Los cines de los centros urbanos van desapareciendo con su riqueza arquitectónica convertidos en restaurantes, supermercados, discotecas franquicias textiles o salas de juego, y la oferta cinematográfica se refugia en los cines satélite ubicados en grandes naves que, eso sí, permiten la instalación de pantallas enormes y cómodos patios de butacas. Un ejemplo de los peligros que corren los cines es el reciente derribo del madrileño Real Cinema, obra de Teodoro Anasagasti, frente al Teatro Real, una sala con una larga historia desde que fue inaugurada por Alfonso XIII.
Su lugar lo ocupará un hotel de la cadena OD Hotels. ¿Qué hacer con los viejos cines? “Debería buscarse un uso público que mantuviese el espíritu, algo que implicase lo colectivo: teatro, conciertos, eventos, conferencias”, opina Villalobos. Ya en 2015 diferentes asociaciones vecinales y culturales de Madrid lanzaban el manifiesto Salvemos los cines, protestando por el cambio a uso comercial e inmobiliario de los cines de la ciudad. “No queremos que Madrid se quede sin cines y teatros. Pensamos que los cines son espacios culturales y de convivencia vecinal. No queremos una sociedad de individuos aislados enchufados a su pequeña pantalla”, escribieron, “denunciamos la piratería y la especulación inmobiliaria como principales causas de estos cierres”.
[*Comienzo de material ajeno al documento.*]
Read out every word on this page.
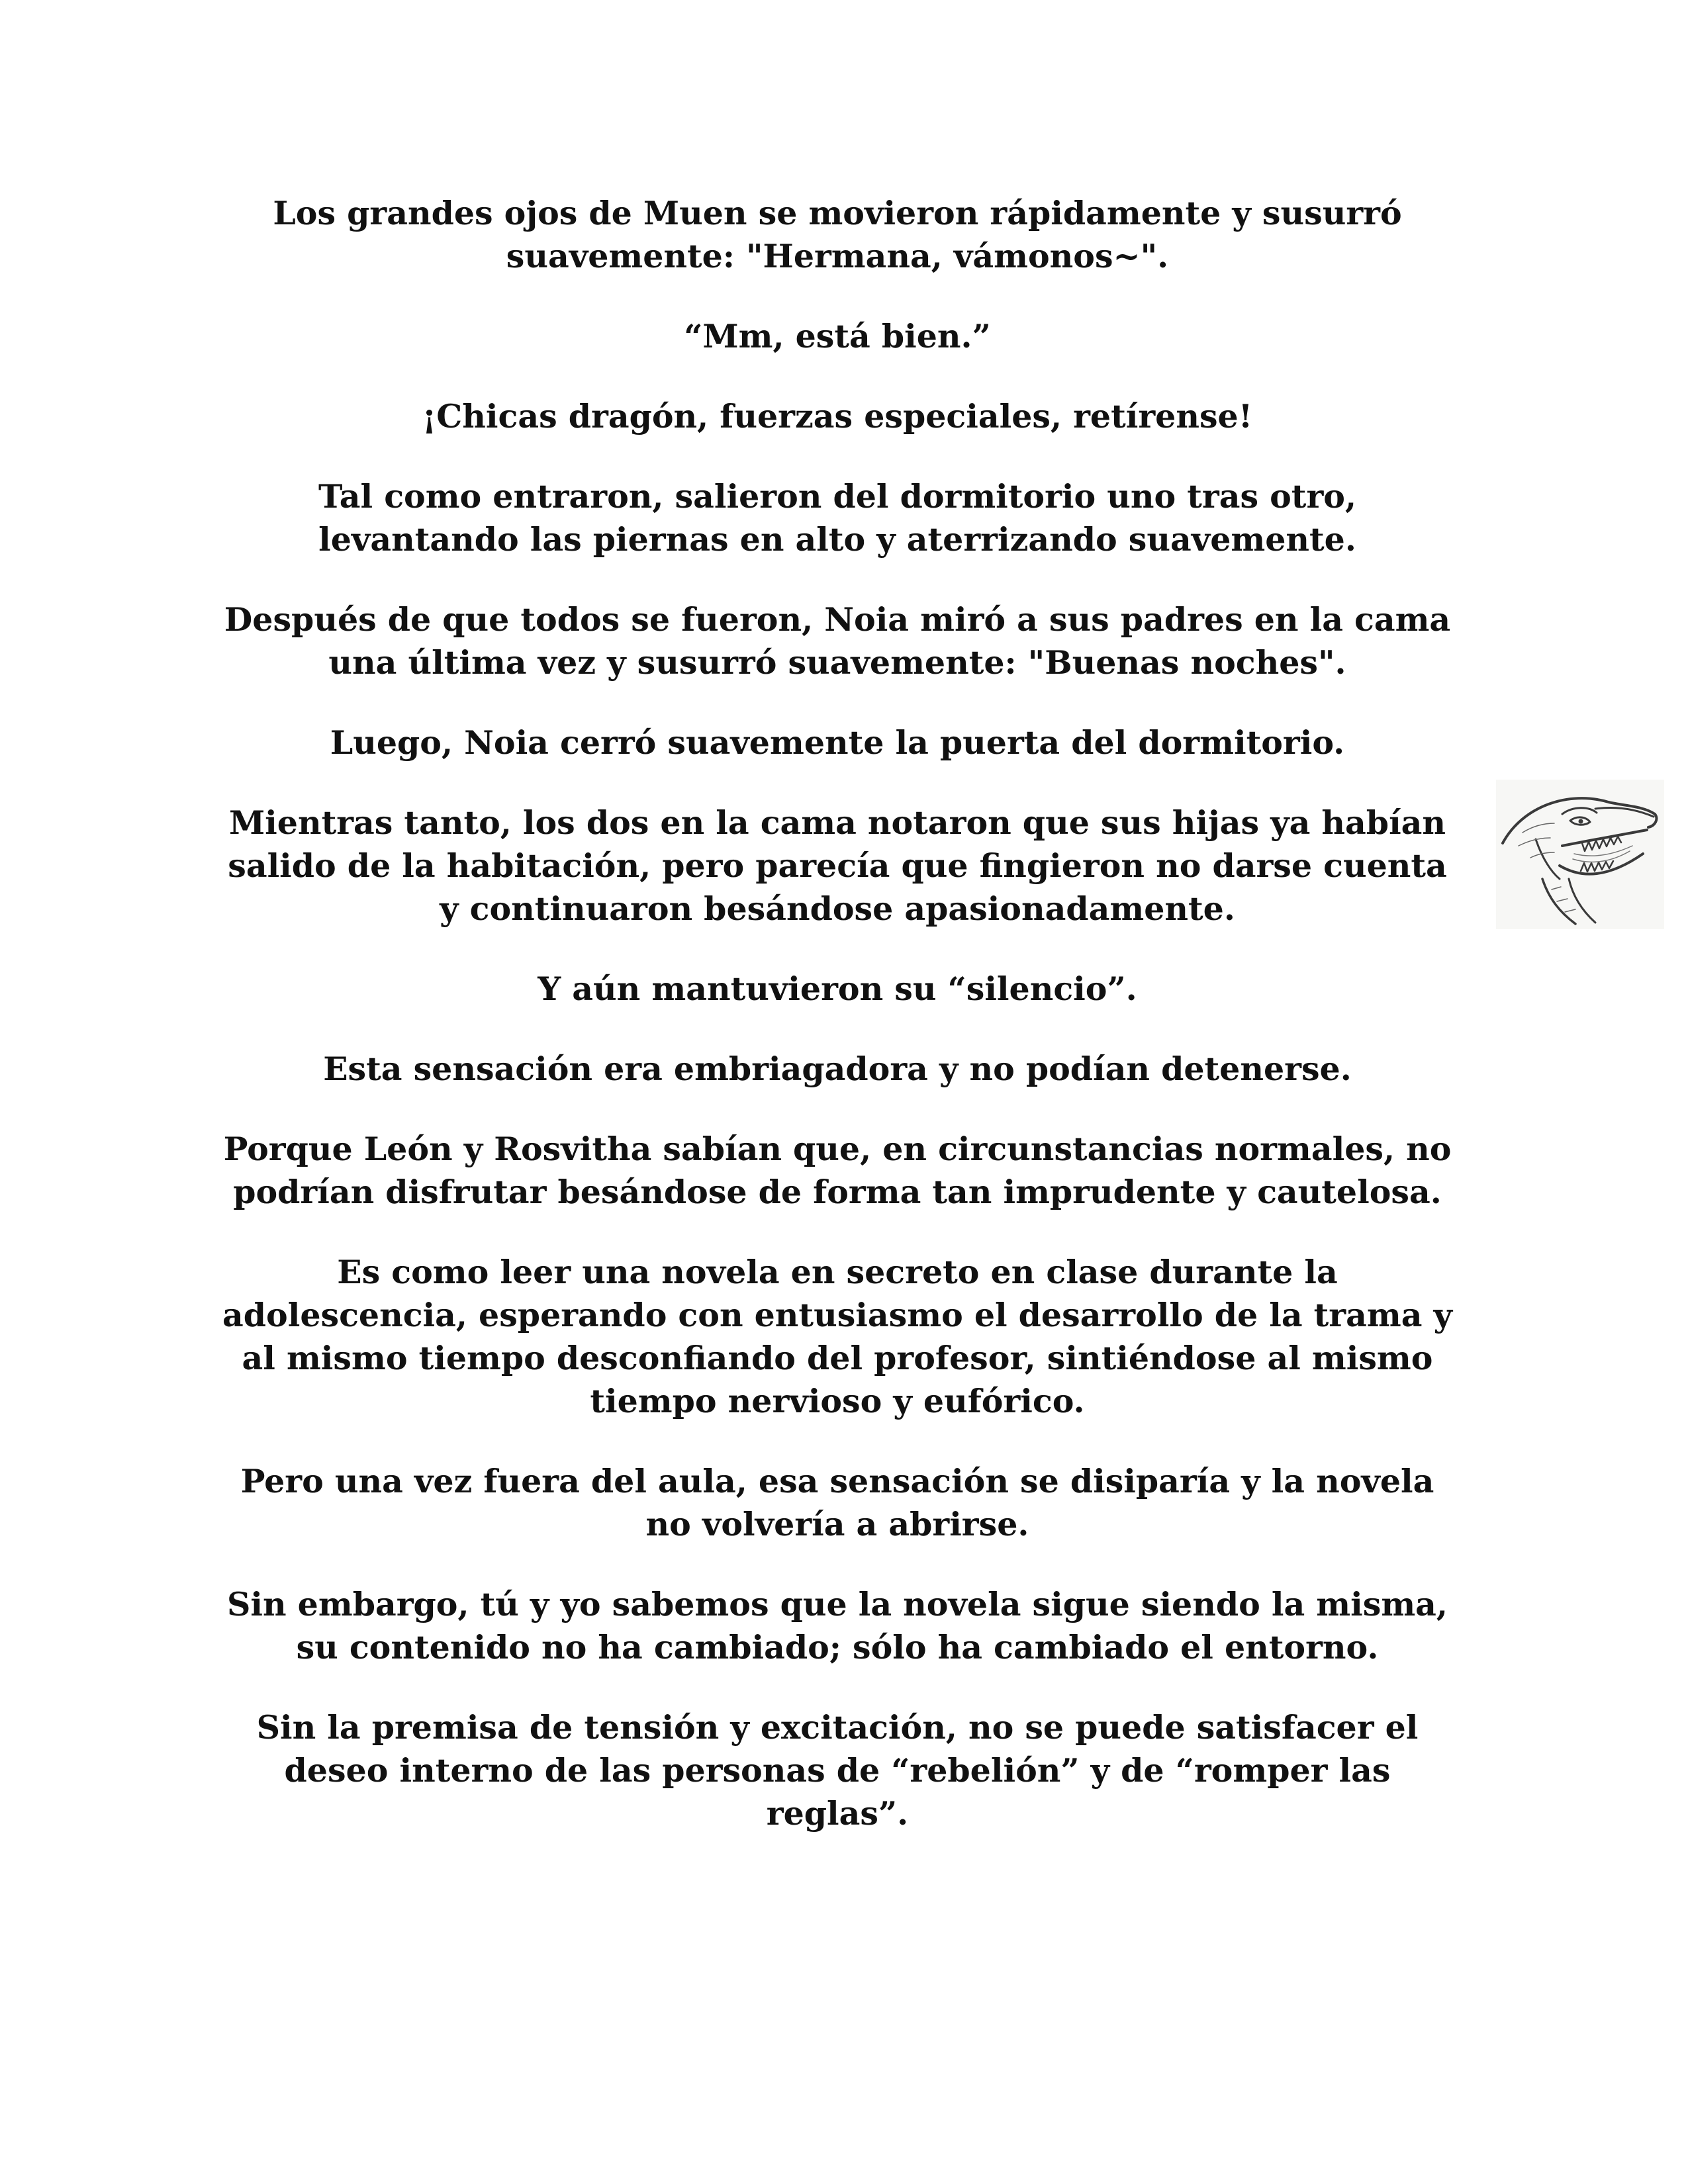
Los grandes ojos de Muen se movieron rápidamente y susurró suavemente: "Hermana, vámonos~".

“Mm, está bien.”

¡Chicas dragón, fuerzas especiales, retírense!

Tal como entraron, salieron del dormitorio uno tras otro, levantando las piernas en alto y aterrizando suavemente.

Después de que todos se fueron, Noia miró a sus padres en la cama una última vez y susurró suavemente: "Buenas noches".

Luego, Noia cerró suavemente la puerta del dormitorio.

Mientras tanto, los dos en la cama notaron que sus hijas ya habían salido de la habitación, pero parecía que fingieron no darse cuenta y continuaron besándose apasionadamente.

Y aún mantuvieron su “silencio”.

Esta sensación era embriagadora y no podían detenerse.

Porque León y Rosvitha sabían que, en circunstancias normales, no podrían disfrutar besándose de forma tan imprudente y cautelosa.

Es como leer una novela en secreto en clase durante la adolescencia, esperando con entusiasmo el desarrollo de la trama y al mismo tiempo desconfiando del profesor, sintiéndose al mismo tiempo nervioso y eufórico.

Pero una vez fuera del aula, esa sensación se disiparía y la novela no volvería a abrirse.

Sin embargo, tú y yo sabemos que la novela sigue siendo la misma, su contenido no ha cambiado; sólo ha cambiado el entorno.

Sin la premisa de tensión y excitación, no se puede satisfacer el deseo interno de las personas de “rebelión” y de “romper las reglas”.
Hay quien ve en la desaparición de los cines hasta una cuestión político-social, por su implicación en el rampante individualismo contemporáneo: “La desaparición de las salas es útil al control social. La pérdida de la visión colectiva produce individuos más manipulables. Por eso creo que son importantes lugares de encuentro como cines y teatros”, declaró a este periódico Luca Bigazzi, el premiado director de fotografía del cineasta Paolo Sorrentino.